アイルランドの公文書館で1987年に公開された、駐アイルランド大使の秘密文書である。
「サッチャーの南アフリカに対する対応に女王は激怒している。1世紀以上続いている首相との定例会議を中止したいと考えるほどだ」と。
女王の秘書官のロビン・バトラーも証言する。
「(サッチャーとの週に1回の会談後)女王は気が立っていることがありました。会談後にウィスキーを一気に飲んでいました」
エリザベス女王は思い切った手に出る。1986年、旧植民地だった諸国との首脳会談後の晩餐会でのことだ。女王は、ドレスコートをフォーマルからビジネスとしたうえに、首脳たちが家族を同伴することを禁じた。
晩餐会に出席した、当時のカナダの首相であるブライアン・マルルーニは次のようにインタビューに答えている。「女王ニュアンスや身振りでその場の話し合いをリードされていました。そして、人権を第1に考えるよう促したのです」
先の王室研究者である、アンナ・ホワイトロック教授は「(英国の元首が)政治的空間に足を踏み入れた。
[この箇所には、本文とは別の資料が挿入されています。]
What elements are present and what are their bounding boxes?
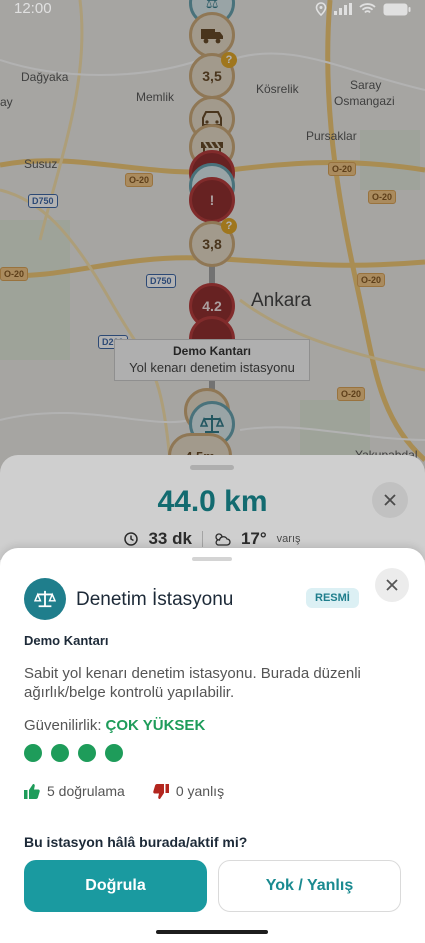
battery-icon	[383, 3, 411, 15]
close-icon	[384, 494, 396, 506]
route-meta: 33 dk 17° varış	[0, 529, 425, 549]
sheet-close-button[interactable]	[375, 568, 409, 602]
weather-icon	[215, 533, 231, 546]
thumbs-down-icon	[153, 783, 169, 799]
station-detail-sheet[interactable]: Denetim İstasyonu RESMİ Demo Kantarı Sab…	[0, 548, 425, 943]
reliability-dot	[24, 744, 42, 762]
reliability-dots	[24, 744, 123, 762]
status-time: 12:00	[14, 0, 52, 17]
reliability-row: Güvenilirlik: ÇOK YÜKSEK	[24, 717, 205, 734]
station-avatar	[24, 578, 66, 620]
reliability-dot	[51, 744, 69, 762]
wifi-icon	[359, 3, 376, 14]
station-type-title: Denetim İstasyonu	[76, 589, 234, 610]
divider	[201, 531, 203, 547]
reliability-dot	[78, 744, 96, 762]
confirmations-text: 5 doğrulama	[47, 783, 125, 799]
sheet-drag-handle[interactable]	[192, 557, 232, 561]
location-icon	[315, 2, 327, 16]
wrong-reports-text: 0 yanlış	[175, 783, 225, 799]
report-wrong-button[interactable]: Yok / Yanlış	[218, 860, 401, 912]
station-name: Demo Kantarı	[24, 633, 109, 648]
drag-handle[interactable]	[190, 465, 234, 470]
arrival-label: varış	[276, 533, 301, 545]
reliability-dot	[105, 744, 123, 762]
route-close-button[interactable]	[372, 482, 408, 518]
route-duration: 33 dk	[148, 529, 192, 548]
status-bar: 12:00	[0, 0, 425, 22]
close-icon	[386, 579, 398, 591]
station-description: Sabit yol kenarı denetim istasyonu. Bura…	[24, 665, 361, 701]
scale-icon	[34, 590, 56, 608]
arrival-temperature: 17°	[240, 529, 267, 548]
clock-icon	[124, 532, 139, 546]
route-distance: 44.0 km	[157, 485, 268, 518]
confirmations: 5 doğrulama	[24, 783, 125, 799]
signal-icon	[334, 3, 352, 15]
vote-summary: 5 doğrulama 0 yanlış	[24, 783, 224, 799]
confirm-button[interactable]: Doğrula	[24, 860, 207, 912]
official-badge: RESMİ	[306, 588, 359, 608]
wrong-reports: 0 yanlış	[153, 783, 224, 799]
reliability-label: Güvenilirlik:	[24, 717, 102, 734]
home-indicator	[156, 930, 268, 934]
reliability-value: ÇOK YÜKSEK	[105, 717, 206, 734]
thumbs-up-icon	[24, 783, 40, 799]
verification-question: Bu istasyon hâlâ burada/aktif mi?	[24, 834, 248, 850]
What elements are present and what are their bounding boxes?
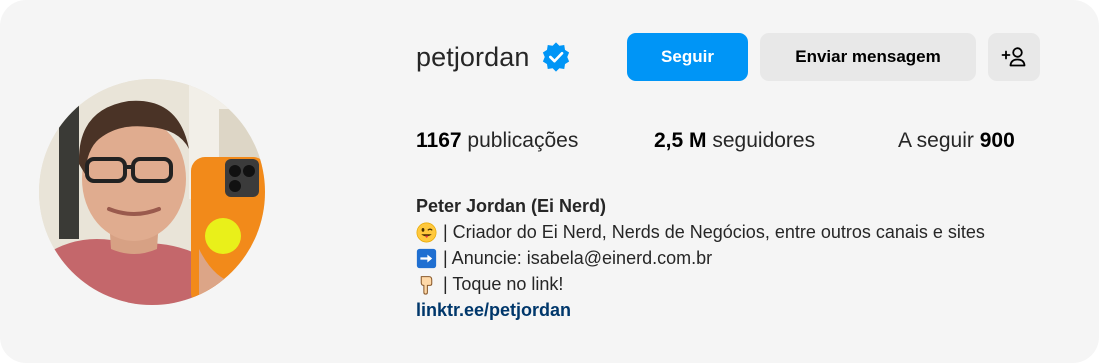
pointing-down-emoji [420, 275, 433, 295]
verified-badge-icon [542, 42, 569, 72]
followers-count: 2,5 M [654, 129, 707, 152]
username-row: petjordan [416, 33, 571, 81]
bio-line-text: | Toque no link! [443, 274, 564, 294]
following-stat[interactable]: A seguir 900 [898, 129, 1015, 153]
posts-label: publicações [467, 129, 579, 152]
avatar-photo [39, 79, 265, 305]
bio-line-text: | Criador do Ei Nerd, Nerds de Negócios,… [443, 222, 985, 242]
followers-label: seguidores [712, 129, 816, 152]
bio-line: | Anuncie: isabela@einerd.com.br [416, 245, 985, 271]
winking-tongue-emoji [416, 222, 437, 242]
following-count: 900 [979, 129, 1015, 152]
right-arrow-emoji [416, 248, 437, 268]
followers-stat[interactable]: 2,5 M seguidores [654, 129, 815, 153]
bio-line: | Toque no link! [416, 271, 985, 297]
username: petjordan [416, 41, 530, 72]
person-plus-icon [1001, 47, 1026, 67]
posts-count: 1167 [416, 129, 462, 152]
posts-stat: 1167 publicações [416, 129, 578, 153]
profile-header-card: petjordan Seguir Enviar mensagem 1167 pu… [0, 0, 1099, 363]
following-label: A seguir [898, 129, 974, 152]
suggest-similar-button[interactable] [988, 33, 1040, 81]
bio-line-text: | Anuncie: isabela@einerd.com.br [443, 248, 713, 268]
follow-button[interactable]: Seguir [627, 33, 748, 81]
bio-external-link[interactable]: linktr.ee/petjordan [416, 300, 571, 320]
send-message-button[interactable]: Enviar mensagem [760, 33, 976, 81]
profile-avatar[interactable] [39, 79, 265, 305]
profile-bio: Peter Jordan (Ei Nerd) | Criador do Ei N… [416, 193, 985, 323]
bio-line: | Criador do Ei Nerd, Nerds de Negócios,… [416, 219, 985, 245]
bio-full-name: Peter Jordan (Ei Nerd) [416, 196, 607, 216]
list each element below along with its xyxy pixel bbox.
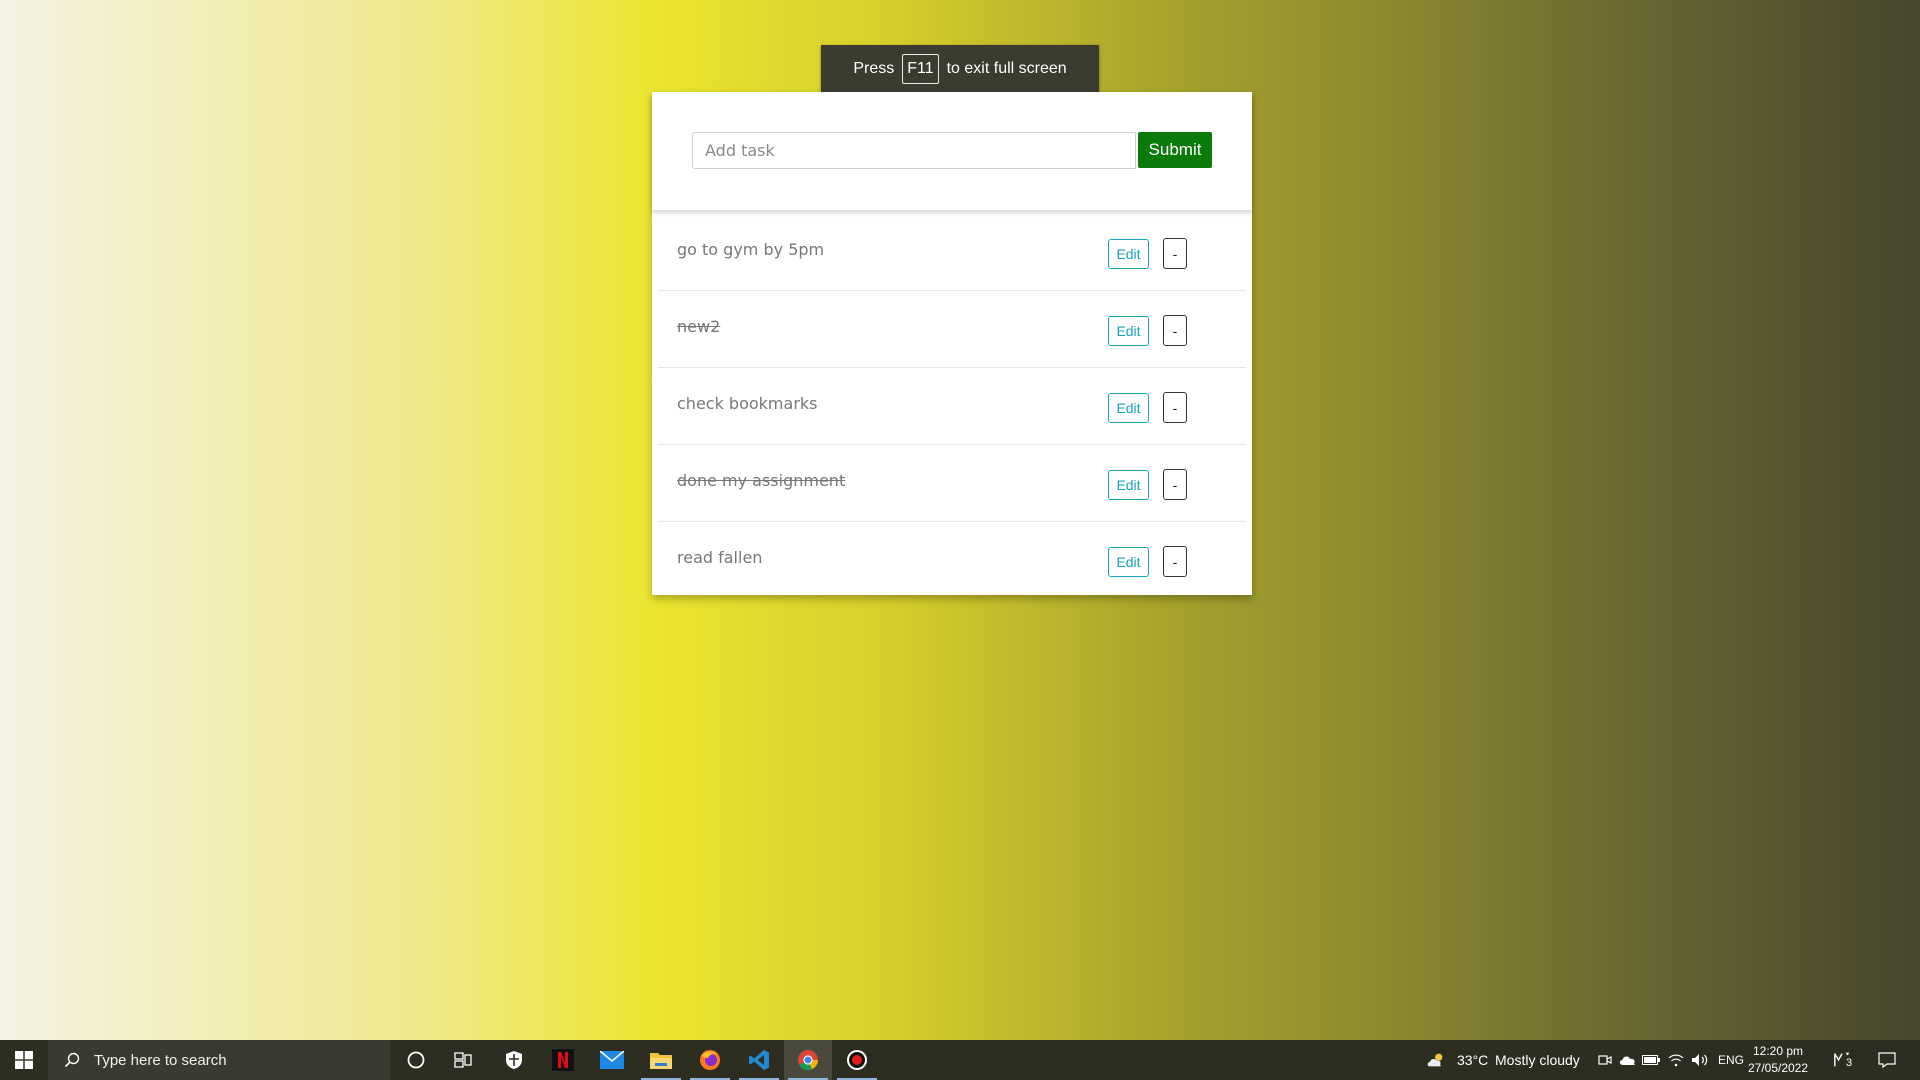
volume-icon[interactable] (1690, 1050, 1710, 1070)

現代史において、あとにも先にもこの時だけなのです」と。
マンデラとの貴重な映像
南アフリカの大統領の座にのちに就く、政治犯だったネルソン・マンデラは1990年に釈放された。その後、「アパルトヘイト政策」も撤廃された。
マンデラと女王が1991年、ジンバブエの晩餐会で初めて会ったシーンは、貴重な記録である。そして、ふたりが友情に結ばれて、マンデラが逆に女王を救う伏線となる。
マンデラ「女王陛下、多忙なスケジュールなのにお元気そうですね」
女王「明日は16人に会うので疲れてしまうかも」「アフリカ訪問をしたことがありますか、と聞かれた」「お言葉ですが、私は誰よりもアフリカの国々をめぐっています。よく知っているのよ、といっておきました」
マンデラが女王を助けたのは、北アイルランド問題である。英国は12世紀以来、アイルランドを支配し、アイルランド語を禁止したこともあった。1921年、アイルランドの一部に北アイルランドを設立した。これに対して、武装勢力のアイルランド共和軍(IRA)が激しく英国に抵抗した。双方の犠牲者は約3000人以上にのぼっていた。女王の夫君のおじ一家も爆死させられた。